NEVADA COUNTY — Unemployment, poor education, disease, chronic drug and alcohol abuse, mental illness, family breakdown, domestic violence and crime all come together in homelessness, a county official said Thursday.
And solutions to that problem lead to the clash of competing rights, needs and viewpoints: Public health and safety versus compassion for the less-fortunate, trespassing on private property versus education, the humanitarian horror of people living in the streets versus the right to live how one pleases.
But government agencies working with nonprofit organizations, medical providers, faith congregations and others can pool their resources and take small steps to keep the problem from growing, elected policy-makers agreed in an informal meeting of officials from Nevada County, Nevada City, Grass Valley and Truckee.
At least three other community meetings have taken place to discuss homelessness since the death of Billy Kelly under a bridge one subfreezing night last winter shocked the western county.
But Thursday’s gathering at the fire station on Sierra College Drive was the first time leaders from the four jurisdictions have gathered with law enforcement, fire and social service agencies to brainstorm what to do about it.
Grass Valley resident Diane Livingston was concerned about the danger to others caused by cooking and warming fires at the homeless camps that dot the county, she said.
“But how do you help ‘travelers,’ campers, for the benefit of the whole, and still be compassionate about it?” Livingston said.
In 2011, the three fire agencies that cover much of the western county — Grass Valley, Nevada City and Nevada County -Consolidated — fought 15 wildland fires that started at homeless camps, Consolidated Fire Chief Tim Fike said.
And each of the 20 or so times the agencies went out to investigate a report of smoke at the camps, it cost rate payers $25,000, Fike added.
Nationally, the cost of doing nothing at all to help homeless people lift themselves up costs up to $55,000 per homeless person yearly in responses by law enforcement, fire agencies and medical providers including hospitals, according to Nevada City Councilwoman Reinette Senum.
Helping homeless people survive could encourage more to come to Nevada County, some worried.
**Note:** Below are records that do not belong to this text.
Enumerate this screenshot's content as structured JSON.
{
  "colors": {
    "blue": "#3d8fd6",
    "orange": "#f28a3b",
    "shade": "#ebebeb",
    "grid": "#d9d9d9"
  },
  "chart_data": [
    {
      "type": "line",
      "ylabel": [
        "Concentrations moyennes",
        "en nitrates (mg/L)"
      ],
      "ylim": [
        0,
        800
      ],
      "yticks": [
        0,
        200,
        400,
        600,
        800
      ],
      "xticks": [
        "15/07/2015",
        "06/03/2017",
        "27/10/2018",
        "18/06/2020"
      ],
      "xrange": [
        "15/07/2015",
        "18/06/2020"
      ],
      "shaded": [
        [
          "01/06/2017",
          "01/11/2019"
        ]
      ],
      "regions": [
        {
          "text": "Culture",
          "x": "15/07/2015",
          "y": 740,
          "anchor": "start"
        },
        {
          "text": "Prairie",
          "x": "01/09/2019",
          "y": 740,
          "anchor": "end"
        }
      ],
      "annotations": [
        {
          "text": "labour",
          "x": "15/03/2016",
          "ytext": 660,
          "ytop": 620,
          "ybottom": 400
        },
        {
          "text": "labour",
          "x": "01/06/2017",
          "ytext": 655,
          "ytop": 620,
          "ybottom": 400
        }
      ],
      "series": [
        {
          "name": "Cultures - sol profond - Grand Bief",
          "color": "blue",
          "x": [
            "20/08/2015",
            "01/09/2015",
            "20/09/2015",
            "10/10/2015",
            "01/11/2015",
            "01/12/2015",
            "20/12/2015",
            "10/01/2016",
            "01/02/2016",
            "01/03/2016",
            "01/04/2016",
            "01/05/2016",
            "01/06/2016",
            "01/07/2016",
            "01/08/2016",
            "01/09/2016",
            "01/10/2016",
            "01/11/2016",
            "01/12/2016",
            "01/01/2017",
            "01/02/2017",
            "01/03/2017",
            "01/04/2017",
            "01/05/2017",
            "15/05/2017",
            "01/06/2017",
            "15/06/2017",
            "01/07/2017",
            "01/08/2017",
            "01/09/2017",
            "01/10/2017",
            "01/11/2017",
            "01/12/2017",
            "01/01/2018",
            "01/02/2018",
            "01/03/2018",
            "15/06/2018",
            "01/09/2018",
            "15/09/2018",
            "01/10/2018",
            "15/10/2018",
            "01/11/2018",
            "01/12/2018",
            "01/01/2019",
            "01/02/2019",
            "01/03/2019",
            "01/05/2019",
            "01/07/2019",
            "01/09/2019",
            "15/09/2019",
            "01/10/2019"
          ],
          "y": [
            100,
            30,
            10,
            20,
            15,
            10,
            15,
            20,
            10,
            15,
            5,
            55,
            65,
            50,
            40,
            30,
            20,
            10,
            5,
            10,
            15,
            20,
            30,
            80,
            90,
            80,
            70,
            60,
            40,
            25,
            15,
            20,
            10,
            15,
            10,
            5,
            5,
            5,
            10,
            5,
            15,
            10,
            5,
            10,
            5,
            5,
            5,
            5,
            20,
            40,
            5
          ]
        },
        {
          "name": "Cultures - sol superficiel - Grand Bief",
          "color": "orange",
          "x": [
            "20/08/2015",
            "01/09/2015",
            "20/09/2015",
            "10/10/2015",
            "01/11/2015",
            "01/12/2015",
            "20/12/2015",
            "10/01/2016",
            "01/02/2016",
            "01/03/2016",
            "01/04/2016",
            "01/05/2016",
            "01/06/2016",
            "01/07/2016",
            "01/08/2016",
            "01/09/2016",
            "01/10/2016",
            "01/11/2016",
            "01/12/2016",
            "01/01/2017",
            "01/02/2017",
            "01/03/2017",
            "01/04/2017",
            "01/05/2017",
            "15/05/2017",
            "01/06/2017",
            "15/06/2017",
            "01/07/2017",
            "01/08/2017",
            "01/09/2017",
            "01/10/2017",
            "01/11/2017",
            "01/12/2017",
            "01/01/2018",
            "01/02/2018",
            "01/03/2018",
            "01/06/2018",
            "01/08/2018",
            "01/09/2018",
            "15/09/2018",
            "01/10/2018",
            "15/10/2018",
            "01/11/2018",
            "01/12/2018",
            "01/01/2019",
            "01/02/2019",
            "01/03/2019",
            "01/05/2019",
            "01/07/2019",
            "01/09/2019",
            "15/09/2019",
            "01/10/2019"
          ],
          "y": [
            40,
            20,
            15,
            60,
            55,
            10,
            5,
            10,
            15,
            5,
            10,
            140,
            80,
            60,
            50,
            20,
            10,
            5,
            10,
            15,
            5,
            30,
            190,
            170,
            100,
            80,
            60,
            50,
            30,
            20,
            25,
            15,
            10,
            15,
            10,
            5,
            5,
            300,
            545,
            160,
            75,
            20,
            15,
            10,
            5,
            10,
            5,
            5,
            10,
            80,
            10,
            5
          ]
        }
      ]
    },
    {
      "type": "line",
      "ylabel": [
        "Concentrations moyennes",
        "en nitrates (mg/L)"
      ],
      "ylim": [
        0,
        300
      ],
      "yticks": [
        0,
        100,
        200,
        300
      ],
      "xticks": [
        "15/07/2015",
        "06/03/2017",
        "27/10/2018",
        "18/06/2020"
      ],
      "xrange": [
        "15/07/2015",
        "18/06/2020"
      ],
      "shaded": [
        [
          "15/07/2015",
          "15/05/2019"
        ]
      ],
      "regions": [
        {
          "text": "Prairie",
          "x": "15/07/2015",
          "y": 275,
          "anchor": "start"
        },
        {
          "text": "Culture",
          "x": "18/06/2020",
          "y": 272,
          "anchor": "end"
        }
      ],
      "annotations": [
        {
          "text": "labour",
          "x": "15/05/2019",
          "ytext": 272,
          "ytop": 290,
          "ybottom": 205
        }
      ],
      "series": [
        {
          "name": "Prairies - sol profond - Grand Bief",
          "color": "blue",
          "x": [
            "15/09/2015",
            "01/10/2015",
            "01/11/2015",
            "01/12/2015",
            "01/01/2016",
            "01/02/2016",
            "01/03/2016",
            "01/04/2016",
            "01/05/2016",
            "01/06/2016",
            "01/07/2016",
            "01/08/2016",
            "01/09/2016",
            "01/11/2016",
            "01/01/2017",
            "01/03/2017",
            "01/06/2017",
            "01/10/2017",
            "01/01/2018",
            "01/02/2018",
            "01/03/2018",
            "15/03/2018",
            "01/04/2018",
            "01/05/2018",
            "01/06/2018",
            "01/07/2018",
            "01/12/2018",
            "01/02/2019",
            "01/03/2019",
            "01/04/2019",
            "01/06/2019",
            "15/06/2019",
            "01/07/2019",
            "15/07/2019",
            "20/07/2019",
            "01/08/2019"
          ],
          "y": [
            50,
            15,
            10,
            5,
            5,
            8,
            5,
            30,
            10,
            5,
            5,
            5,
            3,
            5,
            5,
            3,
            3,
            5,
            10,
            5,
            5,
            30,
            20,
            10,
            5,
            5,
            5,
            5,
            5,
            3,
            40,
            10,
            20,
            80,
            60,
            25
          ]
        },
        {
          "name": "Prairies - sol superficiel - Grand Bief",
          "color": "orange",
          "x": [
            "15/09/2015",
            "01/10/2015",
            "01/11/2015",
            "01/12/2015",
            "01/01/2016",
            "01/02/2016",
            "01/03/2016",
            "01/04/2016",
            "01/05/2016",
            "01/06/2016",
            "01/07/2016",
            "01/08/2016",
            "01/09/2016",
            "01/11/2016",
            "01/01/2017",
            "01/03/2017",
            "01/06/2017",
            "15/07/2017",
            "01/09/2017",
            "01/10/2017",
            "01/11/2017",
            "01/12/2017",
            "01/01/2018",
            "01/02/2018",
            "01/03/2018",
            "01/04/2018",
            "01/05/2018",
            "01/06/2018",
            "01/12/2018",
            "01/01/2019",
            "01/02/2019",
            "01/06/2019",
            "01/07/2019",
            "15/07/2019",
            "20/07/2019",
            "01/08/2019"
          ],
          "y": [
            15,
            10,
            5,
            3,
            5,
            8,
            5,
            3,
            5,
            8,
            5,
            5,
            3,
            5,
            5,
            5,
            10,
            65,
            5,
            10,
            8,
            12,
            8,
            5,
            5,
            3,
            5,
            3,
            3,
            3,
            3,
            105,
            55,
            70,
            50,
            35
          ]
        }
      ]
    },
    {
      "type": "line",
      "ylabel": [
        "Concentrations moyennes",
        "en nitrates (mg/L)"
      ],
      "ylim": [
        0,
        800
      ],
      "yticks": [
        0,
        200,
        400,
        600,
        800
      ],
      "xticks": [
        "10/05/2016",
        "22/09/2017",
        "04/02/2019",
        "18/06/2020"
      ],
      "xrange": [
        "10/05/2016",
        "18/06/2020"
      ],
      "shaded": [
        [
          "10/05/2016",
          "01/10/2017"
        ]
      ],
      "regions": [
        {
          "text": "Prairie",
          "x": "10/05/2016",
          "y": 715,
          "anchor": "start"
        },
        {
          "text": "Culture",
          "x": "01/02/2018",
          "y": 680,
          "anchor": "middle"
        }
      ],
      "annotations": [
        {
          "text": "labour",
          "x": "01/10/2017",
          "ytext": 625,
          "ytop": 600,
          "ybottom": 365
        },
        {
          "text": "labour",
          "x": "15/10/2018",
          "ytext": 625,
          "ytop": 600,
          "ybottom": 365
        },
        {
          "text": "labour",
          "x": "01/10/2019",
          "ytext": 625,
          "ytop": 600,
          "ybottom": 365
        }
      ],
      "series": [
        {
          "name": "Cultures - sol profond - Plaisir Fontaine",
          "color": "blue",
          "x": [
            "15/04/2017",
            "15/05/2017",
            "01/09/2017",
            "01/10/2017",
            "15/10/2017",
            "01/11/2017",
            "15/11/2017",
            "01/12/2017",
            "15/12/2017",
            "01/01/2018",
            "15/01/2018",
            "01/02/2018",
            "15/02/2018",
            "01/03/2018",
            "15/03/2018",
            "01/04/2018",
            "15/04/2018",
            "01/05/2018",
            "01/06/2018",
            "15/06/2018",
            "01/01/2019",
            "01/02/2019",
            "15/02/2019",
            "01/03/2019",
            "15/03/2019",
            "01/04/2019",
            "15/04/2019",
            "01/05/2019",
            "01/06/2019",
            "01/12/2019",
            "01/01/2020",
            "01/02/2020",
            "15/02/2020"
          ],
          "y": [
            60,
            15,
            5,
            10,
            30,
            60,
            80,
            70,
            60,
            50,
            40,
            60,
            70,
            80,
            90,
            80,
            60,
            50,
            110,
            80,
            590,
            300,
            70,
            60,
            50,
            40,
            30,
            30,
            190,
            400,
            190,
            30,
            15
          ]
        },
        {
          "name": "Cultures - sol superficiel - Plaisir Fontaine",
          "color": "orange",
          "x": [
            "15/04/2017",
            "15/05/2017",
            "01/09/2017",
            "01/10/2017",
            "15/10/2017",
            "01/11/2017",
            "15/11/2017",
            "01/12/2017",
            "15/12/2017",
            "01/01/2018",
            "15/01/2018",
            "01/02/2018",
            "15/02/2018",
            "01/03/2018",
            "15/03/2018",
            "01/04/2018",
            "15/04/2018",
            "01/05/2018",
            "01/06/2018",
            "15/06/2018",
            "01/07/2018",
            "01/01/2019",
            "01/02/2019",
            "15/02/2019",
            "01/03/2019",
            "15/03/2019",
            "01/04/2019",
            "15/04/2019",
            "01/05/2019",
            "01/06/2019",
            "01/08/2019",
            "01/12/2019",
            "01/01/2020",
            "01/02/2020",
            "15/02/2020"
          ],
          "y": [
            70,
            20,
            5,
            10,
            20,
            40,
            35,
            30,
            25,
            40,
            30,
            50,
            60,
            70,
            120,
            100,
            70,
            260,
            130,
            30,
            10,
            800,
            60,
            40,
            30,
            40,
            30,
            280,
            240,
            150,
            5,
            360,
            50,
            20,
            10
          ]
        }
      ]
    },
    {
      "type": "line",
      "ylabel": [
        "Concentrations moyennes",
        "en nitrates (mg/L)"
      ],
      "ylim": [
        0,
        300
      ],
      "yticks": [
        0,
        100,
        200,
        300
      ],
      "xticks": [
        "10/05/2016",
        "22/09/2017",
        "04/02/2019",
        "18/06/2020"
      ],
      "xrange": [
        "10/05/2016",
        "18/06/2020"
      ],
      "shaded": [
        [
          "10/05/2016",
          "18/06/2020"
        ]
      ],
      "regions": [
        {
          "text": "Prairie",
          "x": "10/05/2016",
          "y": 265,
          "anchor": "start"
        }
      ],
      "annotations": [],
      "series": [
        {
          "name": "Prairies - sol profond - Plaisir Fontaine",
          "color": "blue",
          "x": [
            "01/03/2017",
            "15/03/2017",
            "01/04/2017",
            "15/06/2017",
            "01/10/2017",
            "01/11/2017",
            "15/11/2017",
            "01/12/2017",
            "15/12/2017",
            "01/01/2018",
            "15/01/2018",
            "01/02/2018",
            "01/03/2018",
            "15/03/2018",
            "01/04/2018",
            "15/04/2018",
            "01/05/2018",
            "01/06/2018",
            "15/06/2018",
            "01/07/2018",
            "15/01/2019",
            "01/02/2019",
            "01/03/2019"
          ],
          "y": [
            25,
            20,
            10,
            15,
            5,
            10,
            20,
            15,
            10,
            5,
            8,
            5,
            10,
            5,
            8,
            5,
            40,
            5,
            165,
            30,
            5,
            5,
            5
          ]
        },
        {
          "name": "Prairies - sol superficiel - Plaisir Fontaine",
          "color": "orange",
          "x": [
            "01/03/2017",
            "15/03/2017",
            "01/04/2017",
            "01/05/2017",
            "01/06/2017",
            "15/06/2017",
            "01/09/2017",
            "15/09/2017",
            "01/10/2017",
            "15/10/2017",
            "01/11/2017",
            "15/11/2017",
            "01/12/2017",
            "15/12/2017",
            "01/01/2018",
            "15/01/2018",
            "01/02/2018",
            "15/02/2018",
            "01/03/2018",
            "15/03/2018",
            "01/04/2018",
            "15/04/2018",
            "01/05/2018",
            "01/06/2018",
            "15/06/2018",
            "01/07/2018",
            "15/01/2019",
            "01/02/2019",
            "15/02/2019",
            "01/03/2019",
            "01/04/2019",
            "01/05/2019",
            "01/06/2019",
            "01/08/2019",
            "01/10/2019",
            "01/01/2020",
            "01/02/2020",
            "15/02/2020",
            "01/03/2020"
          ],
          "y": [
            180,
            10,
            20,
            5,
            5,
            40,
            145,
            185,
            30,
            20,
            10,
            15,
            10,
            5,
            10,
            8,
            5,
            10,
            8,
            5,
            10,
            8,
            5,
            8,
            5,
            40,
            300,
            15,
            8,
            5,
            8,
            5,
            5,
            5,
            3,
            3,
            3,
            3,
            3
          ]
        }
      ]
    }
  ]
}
“We were on borrowed time with this last year,” county Sheriff’s Capt. Jeff Powell said. “We have to be careful about enabling camps because they may become larger. If we get a windy day (and a fire starts), we’re gong to be in some serious trouble.”
But getting homeless people the medical attention they need can get them on a path toward stability and permanent housing, said Dr. Frank “Junior” Lang of Western Sierra Medical Clinic Inc., the new owner of Miner’s Family Clinic in Grass Valley.
Reaching out to homeless families, children and emancipated foster youth needs to be a priority, many participants agreed.
“We need to reach those kids and break the cycle,” Grass Valley Mayor Janet Arbuckle said.
In the long term, homeless people who are helped to become stable could be trained for jobs that would support a healthy local economy, Senum said.
Meanwhile, in the short term, agencies need to work together to teach homeless people fire safety, Arbuckle said.
And agencies can work together to coordinate the many services already available to the homeless and those on the brink, participants agreed.
“Homelessness is really the intersection of the major social problems in society today,” said county Health and Human Services Director Jeff Brown. “No one government agency can tackle this on their own and have success.”
Joanna Robinson, a long-time advocate for the homeless and a cofounder of Hospitality House shelter, was encouraged by the meeting, she said.
“I feel there’s a real spirit of cooperation,” Robinson said.
Defining who are the homeless and launching a multi-faceted outreach to educate those who want to help is a good way to start, she said.
“It’s good to start small,” Robinson added.